Sí, se han reducido impuestos a
los más ricos y se han rebajado o eliminado los impuestos que constituían
muestras de opulencia y riqueza de quienes anteriormente los pagaban: con un
gobierno progresista España rebajó el Impuesto de Sociedades, eliminó el de
Patrimonio y redujo el IRPF. (Bajar impuestos es de izquierdas, ¿recuerdan?). El
impuesto que ahora se pretende imponer a las grandes fortunas tiene un carácter
eminentemente recaudatorio que en modo alguno va dirigido a la redistribución
de la riqueza por la vía impositiva. Hace tiempo que se renunció a ese sentido
distribuidor que debe ser inherente a cualquier política impositiva. Ahora,
cada vez que se anuncia un posible impuesto nuevo se sitúa al lado la cantidad
de dinero que se espera recaudar con él, para justificarlo, pero como no se
concreta su destino, no está garantizado que vayan a ser los ciudadanos más
pobres los que se aprovechen de ello, pues bien puede ser destinado a ayudas
para las propias empresas de los opulentos o a cubrir la deuda pública a mayor
velocidad que la normal, en obediente respuesta a los Mercados y a Angela
Merkel.
La perpetuación de la desigualdad
también incide en la intensificación de la pobreza. Hay pobres en la medida que
hay ricos, y viceversa. Y los hay muy pobres en la medida que los hay muy
ricos. El nivel de desigualdad es el que define la riqueza y la pobreza de un
lugar con mayor fidelidad que como lo hacen las medias promedio del capital
acumulado. Quienes reivindicamos una menor desigualdad, que es la versión
piadosa de la igualdad, estamos pidiendo una mayor justicia y, sobre todo, una
dignidad más firme para todos. No nos mueven ni la envidia ni el rencor, por
otra parte lógicos cuando se trata de valorar derechos básicos de las personas
conculcados. De modo que resulta
abominable la teoría por la que, garantizada la supervivencia y evitada la
miseria extrema, la desigualdad no tiene porqué ser juzgada como perniciosa.

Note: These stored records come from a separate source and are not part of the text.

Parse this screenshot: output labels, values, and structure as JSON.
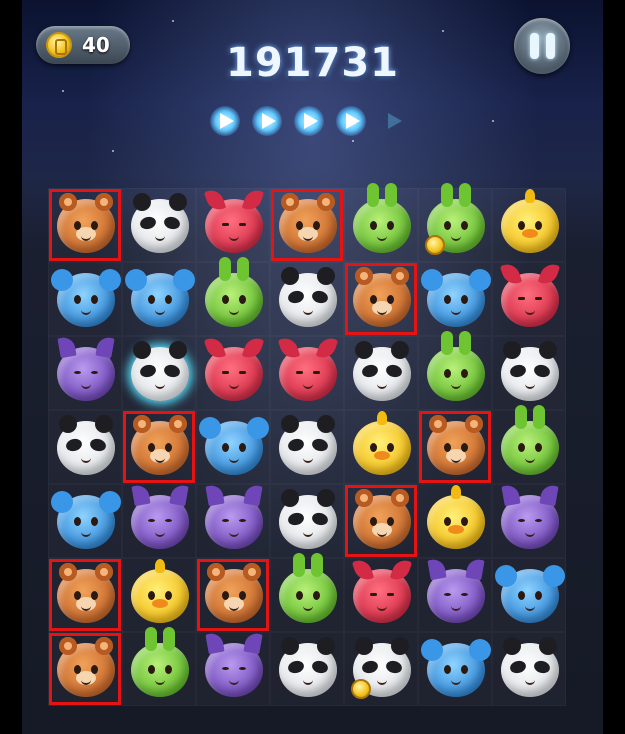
{
  "hud": {
    "coins": "40",
    "score": "191731",
    "progress_filled": 4,
    "progress_total": 5
  },
  "board": {
    "rows": [
      [
        "bear",
        "panda",
        "fox",
        "bear",
        "rabbit",
        "rabbit",
        "chick"
      ],
      [
        "mouse",
        "mouse",
        "rabbit",
        "panda",
        "bear",
        "mouse",
        "fox"
      ],
      [
        "cat",
        "panda",
        "fox",
        "fox",
        "panda",
        "rabbit",
        "panda"
      ],
      [
        "panda",
        "bear",
        "mouse",
        "panda",
        "chick",
        "bear",
        "rabbit"
      ],
      [
        "mouse",
        "cat",
        "cat",
        "panda",
        "bear",
        "chick",
        "cat"
      ],
      [
        "bear",
        "chick",
        "bear",
        "rabbit",
        "fox",
        "cat",
        "mouse"
      ],
      [
        "bear",
        "rabbit",
        "cat",
        "panda",
        "panda",
        "mouse",
        "panda"
      ]
    ],
    "highlighted": [
      [
        0,
        0
      ],
      [
        0,
        3
      ],
      [
        1,
        4
      ],
      [
        3,
        1
      ],
      [
        3,
        5
      ],
      [
        4,
        4
      ],
      [
        5,
        0
      ],
      [
        5,
        2
      ],
      [
        6,
        0
      ]
    ],
    "special": [
      [
        2,
        1
      ]
    ],
    "coin_tiles": [
      [
        0,
        5
      ],
      [
        6,
        4
      ]
    ],
    "highlight_color": "#e51414"
  }
}
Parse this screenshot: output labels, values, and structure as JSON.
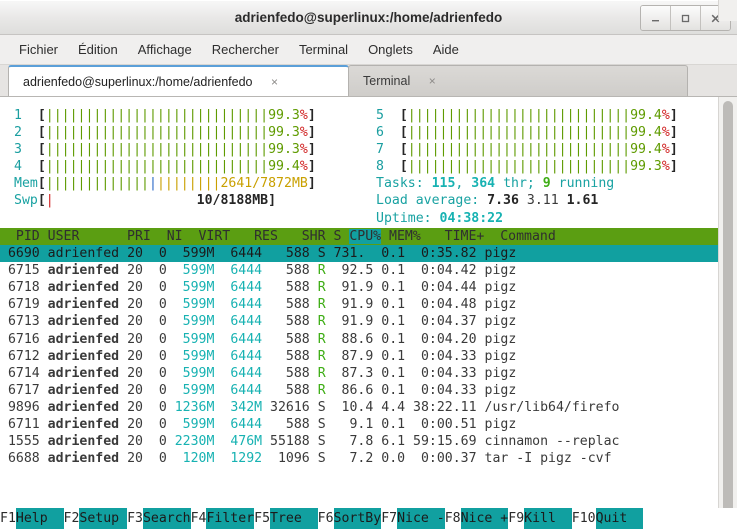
{
  "window": {
    "title": "adrienfedo@superlinux:/home/adrienfedo",
    "buttons": {
      "minimize": "minimize-icon",
      "maximize": "maximize-icon",
      "close": "close-icon"
    }
  },
  "menubar": {
    "items": [
      {
        "label": "Fichier"
      },
      {
        "label": "Édition"
      },
      {
        "label": "Affichage"
      },
      {
        "label": "Rechercher"
      },
      {
        "label": "Terminal"
      },
      {
        "label": "Onglets"
      },
      {
        "label": "Aide"
      }
    ]
  },
  "tabs": [
    {
      "label": "adrienfedo@superlinux:/home/adrienfedo",
      "close": "×",
      "active": true
    },
    {
      "label": "Terminal",
      "close": "×",
      "active": false
    }
  ],
  "htop": {
    "cpus_left": [
      {
        "id": "1",
        "pct": "99.3",
        "bars": 28
      },
      {
        "id": "2",
        "pct": "99.3",
        "bars": 28
      },
      {
        "id": "3",
        "pct": "99.3",
        "bars": 28
      },
      {
        "id": "4",
        "pct": "99.4",
        "bars": 28
      }
    ],
    "cpus_right": [
      {
        "id": "5",
        "pct": "99.4",
        "bars": 28
      },
      {
        "id": "6",
        "pct": "99.4",
        "bars": 28
      },
      {
        "id": "7",
        "pct": "99.4",
        "bars": 28
      },
      {
        "id": "8",
        "pct": "99.3",
        "bars": 28
      }
    ],
    "mem": {
      "label": "Mem",
      "text": "2641/7872MB",
      "green_bars": 13,
      "blue_bars": 1,
      "yellow_bars": 8
    },
    "swp": {
      "label": "Swp",
      "text": "10/8188MB",
      "red_bars": 1
    },
    "tasks": {
      "label": "Tasks: ",
      "total": "115",
      "sep1": ", ",
      "threads": "364",
      "thr_label": " thr; ",
      "running": "9",
      "running_label": " running"
    },
    "load": {
      "label": "Load average: ",
      "v1": "7.36",
      "v2": "3.11",
      "v3": "1.61"
    },
    "uptime": {
      "label": "Uptime: ",
      "value": "04:38:22"
    },
    "columns": [
      "  PID",
      "USER",
      "PRI",
      "NI",
      "VIRT",
      "RES",
      "SHR",
      "S",
      "CPU%",
      "MEM%",
      "TIME+",
      "Command"
    ],
    "header_text": "  PID USER      PRI  NI  VIRT   RES   SHR S ",
    "header_sort": "CPU%",
    "header_rest": " MEM%   TIME+  Command",
    "sort_column": "CPU%",
    "rows": [
      {
        "pid": " 6690",
        "user": "adrienfed",
        "pri": " 20",
        "ni": "  0",
        "virt": " 599M",
        "res": " 6444",
        "shr": "  588",
        "state": "S",
        "cpu": "731. ",
        "mem": " 0.1",
        "time": " 0:35.82",
        "command": "pigz",
        "selected": true
      },
      {
        "pid": " 6715",
        "user": "adrienfed",
        "pri": " 20",
        "ni": "  0",
        "virt": " 599M",
        "res": " 6444",
        "shr": "  588",
        "state": "R",
        "cpu": " 92.5",
        "mem": " 0.1",
        "time": " 0:04.42",
        "command": "pigz",
        "selected": false
      },
      {
        "pid": " 6718",
        "user": "adrienfed",
        "pri": " 20",
        "ni": "  0",
        "virt": " 599M",
        "res": " 6444",
        "shr": "  588",
        "state": "R",
        "cpu": " 91.9",
        "mem": " 0.1",
        "time": " 0:04.44",
        "command": "pigz",
        "selected": false
      },
      {
        "pid": " 6719",
        "user": "adrienfed",
        "pri": " 20",
        "ni": "  0",
        "virt": " 599M",
        "res": " 6444",
        "shr": "  588",
        "state": "R",
        "cpu": " 91.9",
        "mem": " 0.1",
        "time": " 0:04.48",
        "command": "pigz",
        "selected": false
      },
      {
        "pid": " 6713",
        "user": "adrienfed",
        "pri": " 20",
        "ni": "  0",
        "virt": " 599M",
        "res": " 6444",
        "shr": "  588",
        "state": "R",
        "cpu": " 91.9",
        "mem": " 0.1",
        "time": " 0:04.37",
        "command": "pigz",
        "selected": false
      },
      {
        "pid": " 6716",
        "user": "adrienfed",
        "pri": " 20",
        "ni": "  0",
        "virt": " 599M",
        "res": " 6444",
        "shr": "  588",
        "state": "R",
        "cpu": " 88.6",
        "mem": " 0.1",
        "time": " 0:04.20",
        "command": "pigz",
        "selected": false
      },
      {
        "pid": " 6712",
        "user": "adrienfed",
        "pri": " 20",
        "ni": "  0",
        "virt": " 599M",
        "res": " 6444",
        "shr": "  588",
        "state": "R",
        "cpu": " 87.9",
        "mem": " 0.1",
        "time": " 0:04.33",
        "command": "pigz",
        "selected": false
      },
      {
        "pid": " 6714",
        "user": "adrienfed",
        "pri": " 20",
        "ni": "  0",
        "virt": " 599M",
        "res": " 6444",
        "shr": "  588",
        "state": "R",
        "cpu": " 87.3",
        "mem": " 0.1",
        "time": " 0:04.33",
        "command": "pigz",
        "selected": false
      },
      {
        "pid": " 6717",
        "user": "adrienfed",
        "pri": " 20",
        "ni": "  0",
        "virt": " 599M",
        "res": " 6444",
        "shr": "  588",
        "state": "R",
        "cpu": " 86.6",
        "mem": " 0.1",
        "time": " 0:04.33",
        "command": "pigz",
        "selected": false
      },
      {
        "pid": " 9896",
        "user": "adrienfed",
        "pri": " 20",
        "ni": "  0",
        "virt": "1236M",
        "res": " 342M",
        "shr": "32616",
        "state": "S",
        "cpu": " 10.4",
        "mem": " 4.4",
        "time": "38:22.11",
        "command": "/usr/lib64/firefo",
        "selected": false
      },
      {
        "pid": " 6711",
        "user": "adrienfed",
        "pri": " 20",
        "ni": "  0",
        "virt": " 599M",
        "res": " 6444",
        "shr": "  588",
        "state": "S",
        "cpu": "  9.1",
        "mem": " 0.1",
        "time": " 0:00.51",
        "command": "pigz",
        "selected": false
      },
      {
        "pid": " 1555",
        "user": "adrienfed",
        "pri": " 20",
        "ni": "  0",
        "virt": "2230M",
        "res": " 476M",
        "shr": "55188",
        "state": "S",
        "cpu": "  7.8",
        "mem": " 6.1",
        "time": "59:15.69",
        "command": "cinnamon --replac",
        "selected": false
      },
      {
        "pid": " 6688",
        "user": "adrienfed",
        "pri": " 20",
        "ni": "  0",
        "virt": " 120M",
        "res": " 1292",
        "shr": " 1096",
        "state": "S",
        "cpu": "  7.2",
        "mem": " 0.0",
        "time": " 0:00.37",
        "command": "tar -I pigz -cvf",
        "selected": false
      }
    ],
    "fnkeys": [
      {
        "key": "F1",
        "label": "Help  "
      },
      {
        "key": "F2",
        "label": "Setup "
      },
      {
        "key": "F3",
        "label": "Search"
      },
      {
        "key": "F4",
        "label": "Filter"
      },
      {
        "key": "F5",
        "label": "Tree  "
      },
      {
        "key": "F6",
        "label": "SortBy"
      },
      {
        "key": "F7",
        "label": "Nice -"
      },
      {
        "key": "F8",
        "label": "Nice +"
      },
      {
        "key": "F9",
        "label": "Kill  "
      },
      {
        "key": "F10",
        "label": "Quit  "
      }
    ]
  },
  "colors": {
    "accent_green": "#5f9b00",
    "accent_teal": "#11a0a0",
    "accent_yellow": "#c9a000",
    "accent_red": "#d02020",
    "header_green": "#5b9e12",
    "tab_active_border": "#5b9fd8"
  }
}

Resulta malvado en grado sumo que no se llegue a comprender el sentimiento de
rechazo de quienes, aunque ven mejorar sus ingresos, protestan porque los ricos
aumenten su riqueza de modo grosero y desmesurado. Este sentimiento, que
Feldstein ha llamado de “igualitarismo rencoroso” es tan humano como el afán de
superación y el ansia de triunfo, aunque mucho más ético.
Es tan grande ya la brecha entre
los ricos y los pobres que urge una solución para que no llegue a aflorar el
rencor. La envidia, según el catecismo de mi infancia, es un pecado capital, un
pecado mundano y como tal comprensible. Al final, la desmesurada riqueza de los
opulentos está basada casi siempre en la avaricia, y genera, las más de las
veces, soberbia; la extrema riqueza es lujuriosa, facilita el ejercicio de la
gula y llega a propiciar, con mucha frecuencia, la pereza. Para la desmesurada
y excesiva pobreza solo quedan dos propensiones: la envidia ante la desventaja
de la desigualdad, y la ira de quienes se sienten desheredados y defraudados
por la falta de decencia y moralidad de los opulentos.